With a low, dreary moan, the wall was sliding to one side, revealing a dark passageway.

“Let’s go.” said Cole.

They disappeared into the opening, and seconds later the wall slid shut again.

“What is this place?” Isabella whispered, her keen eyes slowly adjusting to the darkness of the room.

“Hang on. I gotta find the light switch.” said Cole, talking over his shoulder as he felt along the wall “Every tenth building in Gomorrah has one of these rooms. They’re safe houses, for any Black Scorpion who’s cover his blown and needs to lie low. He can hide out here, live off rations for weeks if he has to. There’s a weapons locker under the bed. A radio to call into the Blue Room for rescue, or just to listen in to see what’s going on outside. More importantly, only the engineers who built it, and the Scorpion assigned to it knows where his individual safe room is. And only one man in the entire city knows where all of them are.”

“Mabus?”

“If Mabus knew about this place, do you think we’d be hiding out here? Nah, I ordered these to be built, never told Mabus.”

“You knew you might need to hide from him?”

“No, actually. I just never told him. Mostly because I thought he wouldn’t care. He told me to build him a spy network, and I did it. He never really asked how. But we’ll be as safe here as anywhere. We can stay here while we look for Joriel. Then we are getting out of here, and we are not even stopping to shake the dust off our shoes. There you are…”

His hand touched the light switch and the room was thrown into a sickly green haze.

Cole turned and froze.

“Oh you’re smart Joe. Got it all planned out. But let me ask you this: How fast are you?”

Isabella’s eyes stared at him, terrified, over the arm that was wrapped across her face. The silver muzzle of a Colt single action Army was pressed to her neck.

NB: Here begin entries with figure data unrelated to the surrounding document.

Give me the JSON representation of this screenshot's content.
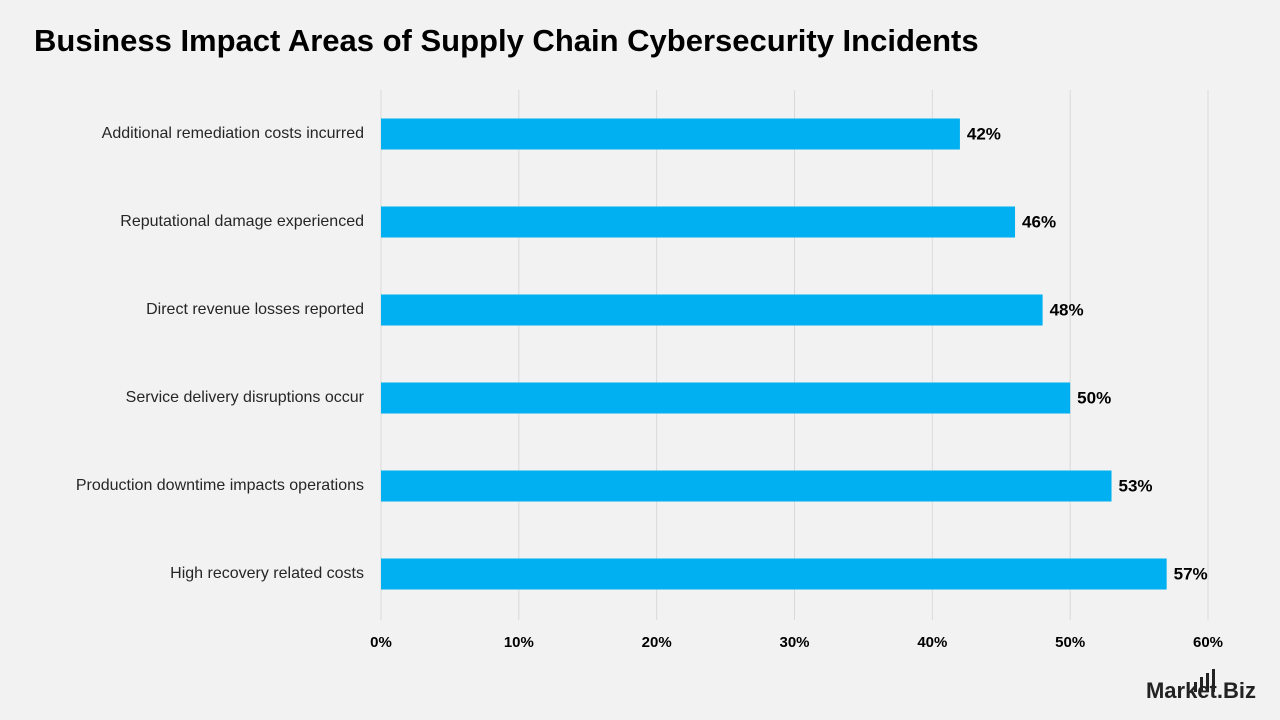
{
  "chart_data": {
    "type": "bar",
    "orientation": "horizontal",
    "title": "Business Impact Areas of Supply Chain Cybersecurity Incidents",
    "categories": [
      "Additional remediation costs incurred",
      "Reputational damage experienced",
      "Direct revenue losses reported",
      "Service delivery disruptions occur",
      "Production downtime impacts operations",
      "High recovery related costs"
    ],
    "values": [
      42,
      46,
      48,
      50,
      53,
      57
    ],
    "value_labels": [
      "42%",
      "46%",
      "48%",
      "50%",
      "53%",
      "57%"
    ],
    "color": "#00b0f0",
    "xlim": [
      0,
      60
    ],
    "xticks": [
      {
        "value": 0,
        "label": "0%"
      },
      {
        "value": 10,
        "label": "10%"
      },
      {
        "value": 20,
        "label": "20%"
      },
      {
        "value": 30,
        "label": "30%"
      },
      {
        "value": 40,
        "label": "40%"
      },
      {
        "value": 50,
        "label": "50%"
      },
      {
        "value": 60,
        "label": "60%"
      }
    ],
    "grid": true
  },
  "branding": "Market.Biz"
}
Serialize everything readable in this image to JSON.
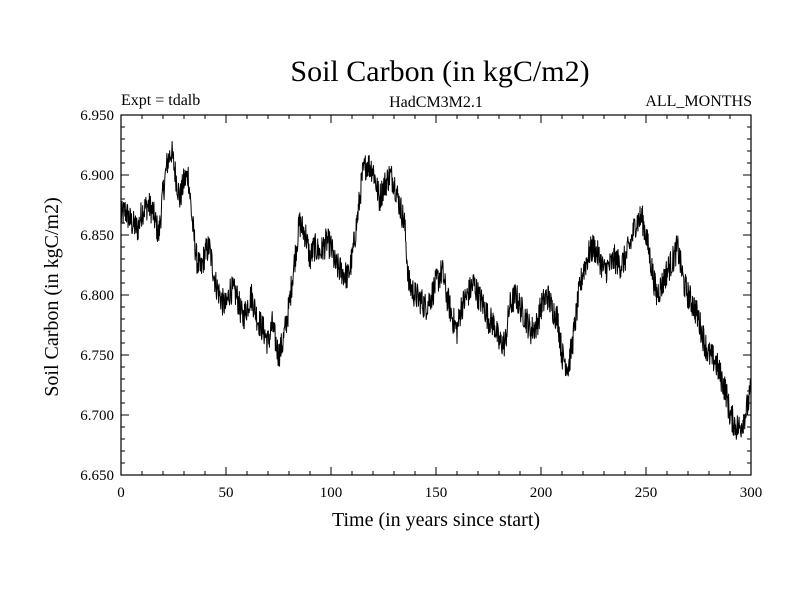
{
  "chart_data": {
    "type": "line",
    "title": "Soil Carbon (in kgC/m2)",
    "subtitle_left": "Expt = tdalb",
    "subtitle_center": "HadCM3M2.1",
    "subtitle_right": "ALL_MONTHS",
    "xlabel": "Time (in years since start)",
    "ylabel": "Soil Carbon (in kgC/m2)",
    "xlim": [
      0,
      300
    ],
    "ylim": [
      6.65,
      6.95
    ],
    "x_major_ticks": [
      0,
      50,
      100,
      150,
      200,
      250,
      300
    ],
    "x_minor_step": 10,
    "y_major_ticks": [
      6.65,
      6.7,
      6.75,
      6.8,
      6.85,
      6.9,
      6.95
    ],
    "y_tick_labels": [
      "6.650",
      "6.700",
      "6.750",
      "6.800",
      "6.850",
      "6.900",
      "6.950"
    ],
    "y_minor_step": 0.01,
    "grid": false,
    "series": [
      {
        "name": "Soil Carbon",
        "color": "#000000",
        "noise_amplitude": 0.012,
        "x": [
          0,
          2,
          5,
          8,
          10,
          13,
          15,
          18,
          20,
          22,
          24,
          26,
          28,
          30,
          32,
          34,
          36,
          38,
          40,
          42,
          45,
          48,
          50,
          52,
          55,
          58,
          60,
          62,
          65,
          68,
          70,
          72,
          75,
          77,
          80,
          82,
          85,
          88,
          90,
          92,
          95,
          98,
          100,
          102,
          105,
          108,
          110,
          113,
          115,
          117,
          120,
          123,
          125,
          128,
          130,
          132,
          135,
          137,
          140,
          143,
          145,
          148,
          150,
          153,
          155,
          158,
          160,
          162,
          165,
          168,
          170,
          173,
          175,
          178,
          180,
          183,
          185,
          188,
          190,
          193,
          195,
          198,
          200,
          203,
          205,
          208,
          210,
          213,
          215,
          218,
          220,
          223,
          225,
          228,
          230,
          233,
          235,
          238,
          240,
          243,
          245,
          248,
          250,
          253,
          255,
          258,
          260,
          263,
          265,
          268,
          270,
          273,
          275,
          278,
          280,
          283,
          285,
          288,
          290,
          293,
          295,
          298,
          300
        ],
        "y": [
          6.865,
          6.87,
          6.86,
          6.855,
          6.87,
          6.875,
          6.87,
          6.85,
          6.885,
          6.91,
          6.92,
          6.9,
          6.88,
          6.895,
          6.9,
          6.86,
          6.83,
          6.82,
          6.835,
          6.84,
          6.81,
          6.795,
          6.79,
          6.805,
          6.8,
          6.78,
          6.79,
          6.8,
          6.78,
          6.77,
          6.76,
          6.775,
          6.75,
          6.76,
          6.79,
          6.82,
          6.86,
          6.85,
          6.83,
          6.84,
          6.835,
          6.845,
          6.84,
          6.825,
          6.82,
          6.815,
          6.83,
          6.87,
          6.9,
          6.91,
          6.905,
          6.88,
          6.89,
          6.9,
          6.895,
          6.88,
          6.86,
          6.81,
          6.8,
          6.795,
          6.79,
          6.8,
          6.81,
          6.82,
          6.8,
          6.78,
          6.77,
          6.79,
          6.8,
          6.81,
          6.8,
          6.79,
          6.78,
          6.775,
          6.76,
          6.76,
          6.79,
          6.8,
          6.79,
          6.78,
          6.77,
          6.775,
          6.79,
          6.8,
          6.79,
          6.78,
          6.75,
          6.74,
          6.76,
          6.8,
          6.82,
          6.835,
          6.84,
          6.83,
          6.82,
          6.825,
          6.83,
          6.825,
          6.83,
          6.845,
          6.86,
          6.865,
          6.85,
          6.82,
          6.8,
          6.81,
          6.82,
          6.83,
          6.84,
          6.81,
          6.8,
          6.79,
          6.78,
          6.76,
          6.75,
          6.745,
          6.735,
          6.72,
          6.7,
          6.69,
          6.69,
          6.705,
          6.72
        ]
      }
    ]
  }
}
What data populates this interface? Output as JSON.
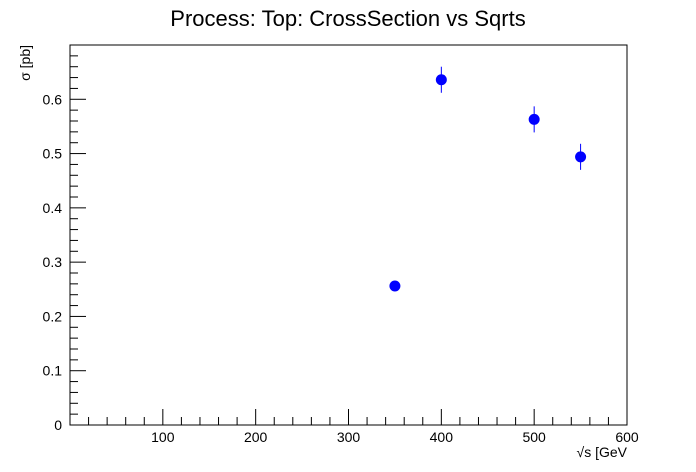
{
  "chart_data": {
    "type": "scatter",
    "title": "Process: Top: CrossSection vs Sqrts",
    "xlabel": "√s [GeV",
    "ylabel": "σ [pb]",
    "xlim": [
      0,
      600
    ],
    "ylim": [
      0,
      0.7
    ],
    "x_ticks": [
      100,
      200,
      300,
      400,
      500,
      600
    ],
    "y_ticks": [
      0,
      0.1,
      0.2,
      0.3,
      0.4,
      0.5,
      0.6
    ],
    "x_tick_labels": [
      "100",
      "200",
      "300",
      "400",
      "500",
      "600"
    ],
    "y_tick_labels": [
      "0",
      "0.1",
      "0.2",
      "0.3",
      "0.4",
      "0.5",
      "0.6"
    ],
    "grid": false,
    "marker_color": "#0000ff",
    "points": [
      {
        "x": 350,
        "y": 0.256,
        "err": 0.005
      },
      {
        "x": 400,
        "y": 0.636,
        "err": 0.024
      },
      {
        "x": 500,
        "y": 0.563,
        "err": 0.024
      },
      {
        "x": 550,
        "y": 0.494,
        "err": 0.024
      }
    ]
  }
}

And the eyes that stared at Cole over her shoulder were as pitiless as they were desperate.

Cole almost burst out laughing. Of all the safe houses in the city, he had chosen the one containing New Gomorrah’s most wanted citizen; Ezekiel Holtz, the man who had raised the riot with Thomas, and shot Mabus himself. For a mad second, Cole considered how capturing Holtz might just be enough to put himself back in Mabus’ good graces. But he dismissed the idea almost as soon as it came to him. They were getting out. That was the end of it. At least, they were if could convince Holtz to let Isabella go.

“Hi Holtz.” said Cole as nonchalantly as he could.